The rise of artificial intelligence (AI) hinges on the efficient training of modern deep neural networks (DNNs) for non-convex optimization and uncertainty quantification, which boils down to a non-convex Bayesian learning problem. A standard tool to handle the problem is Langevin Monte Carlo, which proposes to approximate the posterior distribution with theoretical guarantees. In this thesis, we start with the replica exchange Langevin Monte Carlo (also known as parallel tempering), which proposes appropriate swaps between exploration and exploitation to achieve accelerations. However, the na\"ive extension of swaps to big data problems leads to a large bias, and bias-corrected swaps are required. Such a mechanism leads to few effective swaps and insignificant accelerations. To alleviate this issue, we first propose a control variates method to reduce the variance of noisy energy estimators and show a potential to accelerate the exponential convergence. We also present the population-chain replica exchange based on non-reversibility and obtain an optimal round-trip rate for deep learning. In the second part of the thesis, we study scalable dynamic importance sampling algorithms based on stochastic approximation. Traditional dynamic importance sampling algorithms have achieved success, however, the lack of scalability has greatly limited their extensions to big data. To handle this scalability issue, we resolve the vanishing gradient problem and propose two dynamic importance sampling algorithms. Theoretically, we establish the stability condition for the underlying ordinary differential equation (ODE) system and guarantee the asymptotic convergence of the latent variable to the desired fixed point. Interestingly, such a result still holds given non-convex energy landscapes.
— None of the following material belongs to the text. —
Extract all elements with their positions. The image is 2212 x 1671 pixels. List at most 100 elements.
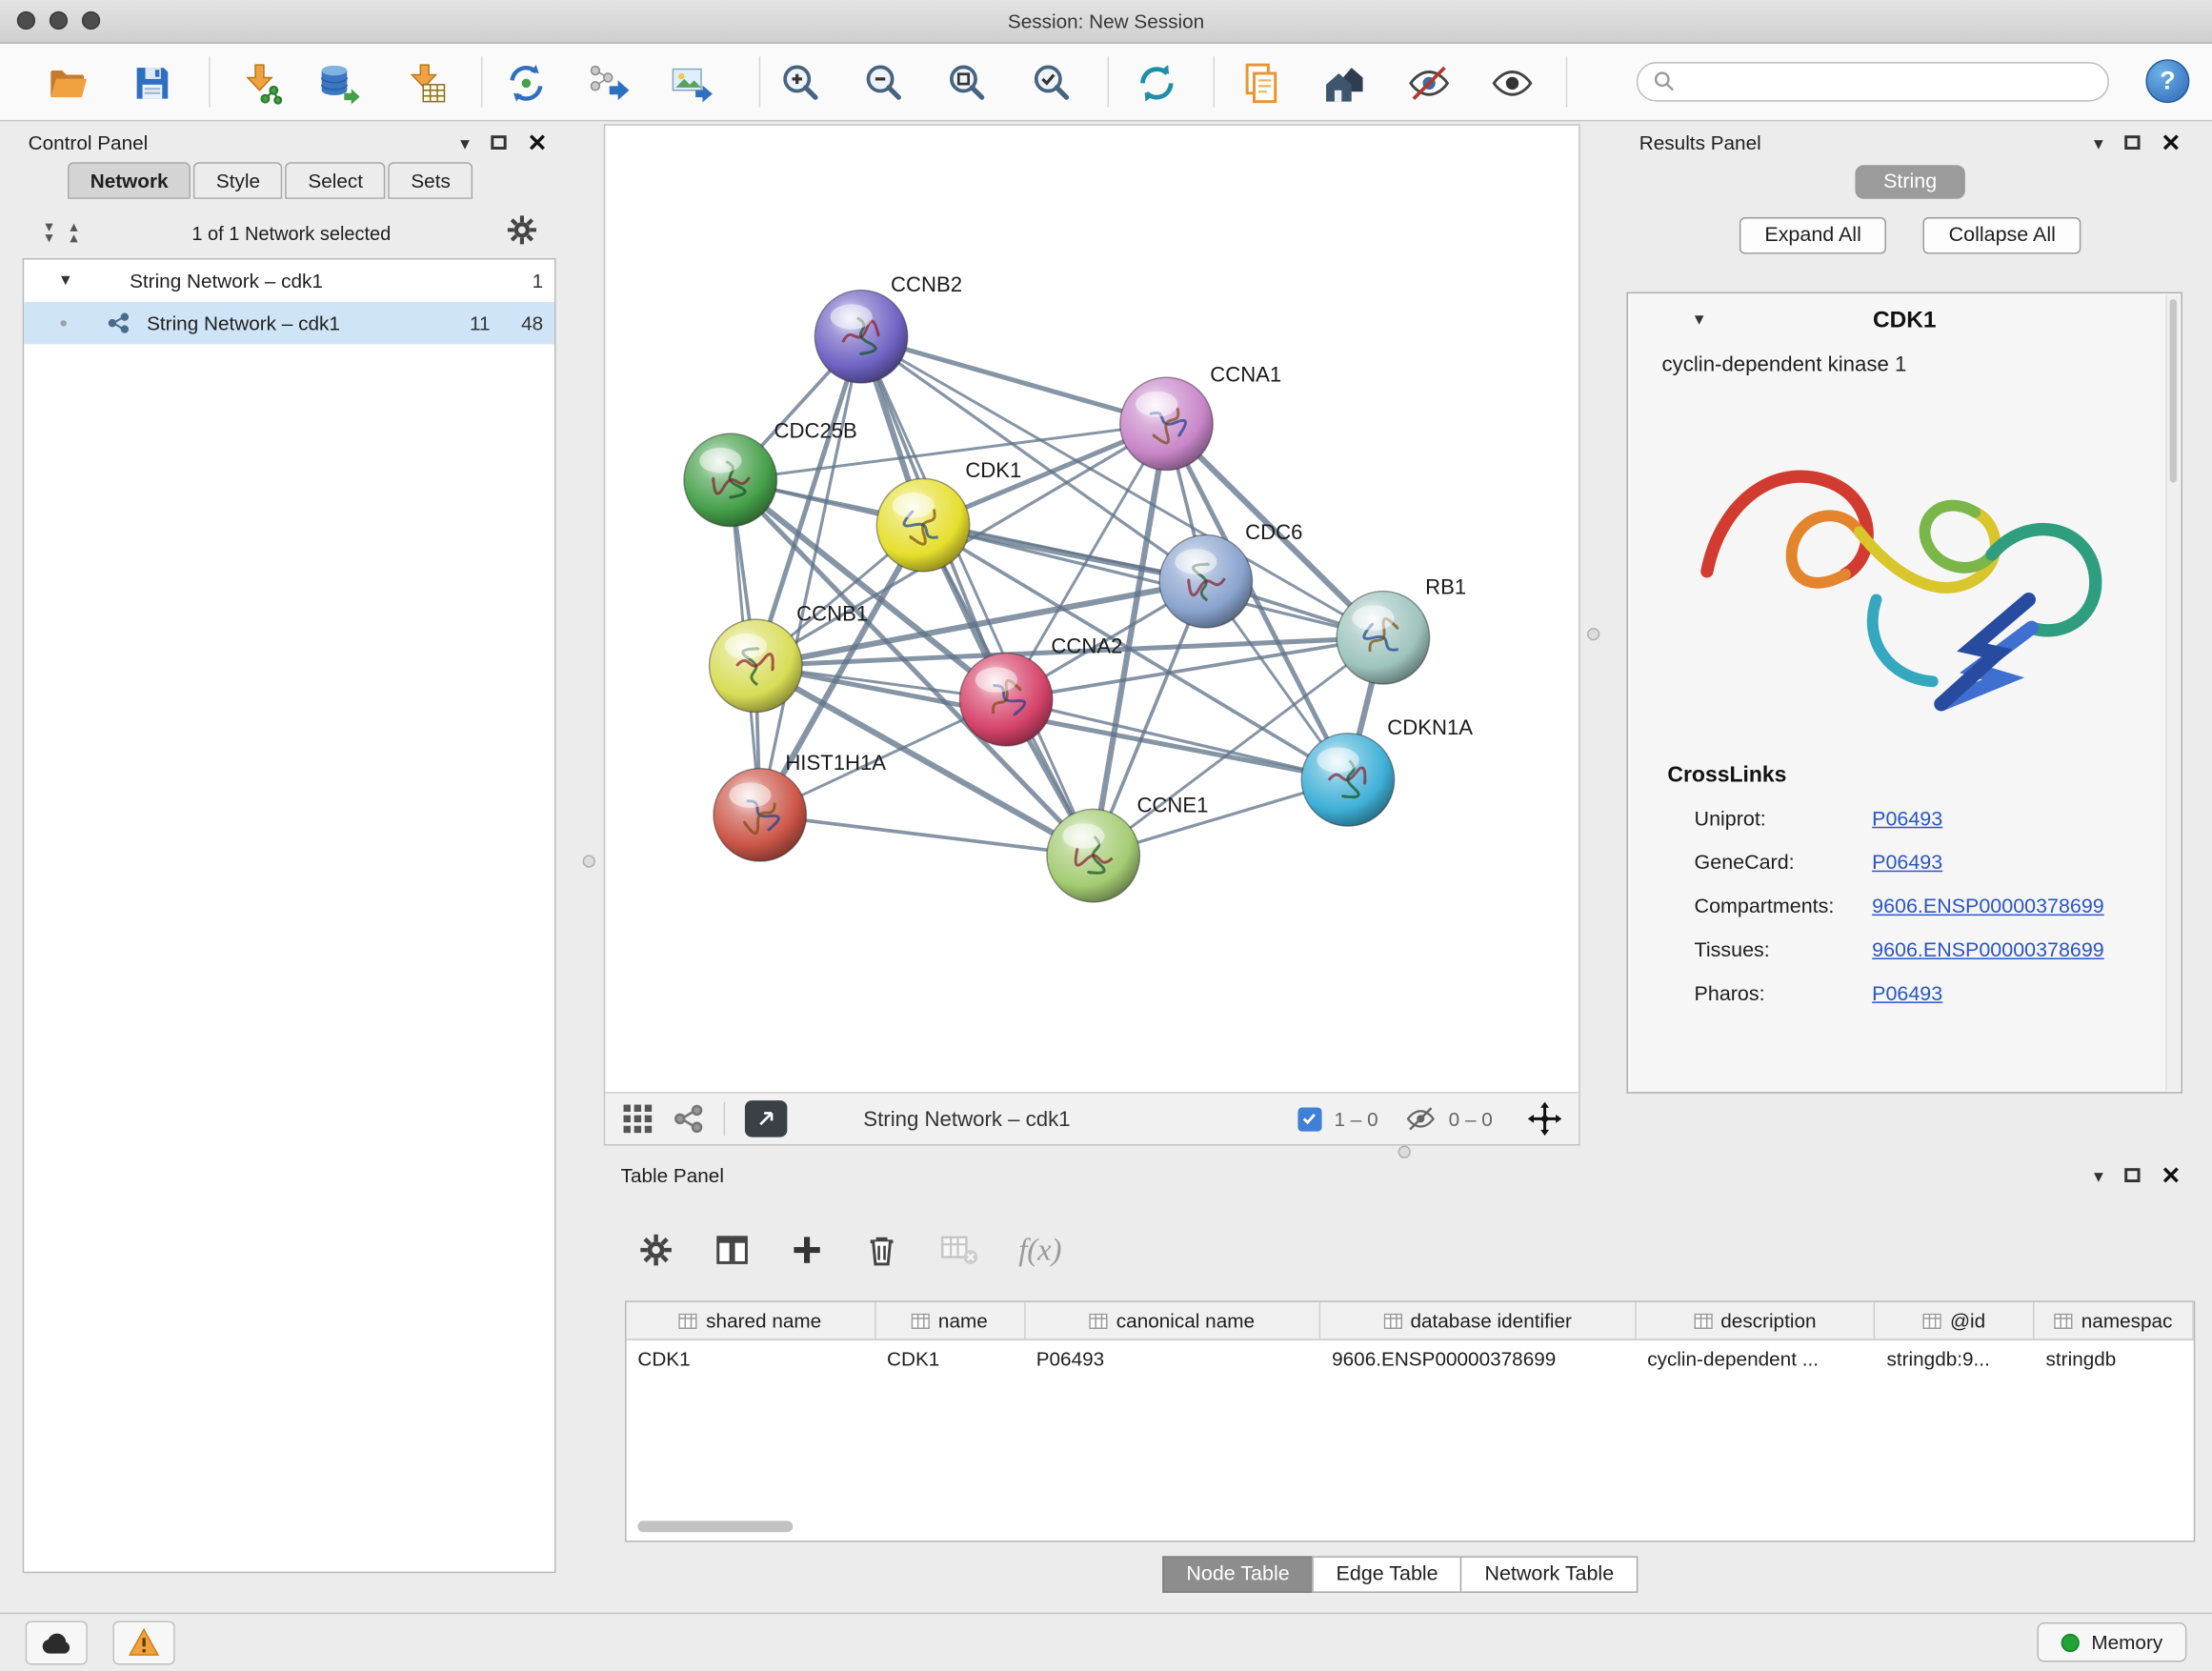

翻译：人工智能（AI）的兴起依赖于现代深度神经网络（DNNs）在非凸优化和不确定性量化方面的高效训练，这归根结底是一个非凸贝叶斯学习问题。处理该问题的标准工具是Langevin蒙特卡洛方法，该方法可在理论保证下近似后验分布。在本论文中，我们首先从副本交换Langevin蒙特卡洛法（亦称为并行回火）入手，该方法通过设计探索与利用之间的适当交换来加速收敛。然而，将交换机制直接推广到大数据问题会导致较大偏差，因此需要偏差校正交换。这种机制导致有效交换次数极少且加速效果不显著。针对此问题，我们首先提出一种控制变量法来降低噪声能量估计器的方差，并论证其具有加速指数收敛的潜力。我们还基于非可逆性提出种群链副本交换方法，并获得了深度学习中的最优往返率。在论文的第二部分，我们研究基于随机近似的可扩展动态重要性采样算法。传统动态重要性采样算法虽已取得成功，但缺乏可扩展性严重限制了其在大数据领域的推广。为解决可扩展性问题，我们解决了梯度消失问题，并提出了两种动态重要性采样算法。在理论上，我们建立了相应常微分方程（ODE）系统的稳定性条件，并保证了潜在变量渐进收敛至期望固定点。有趣的是，即使面对非凸能量景观，该结论仍然成立。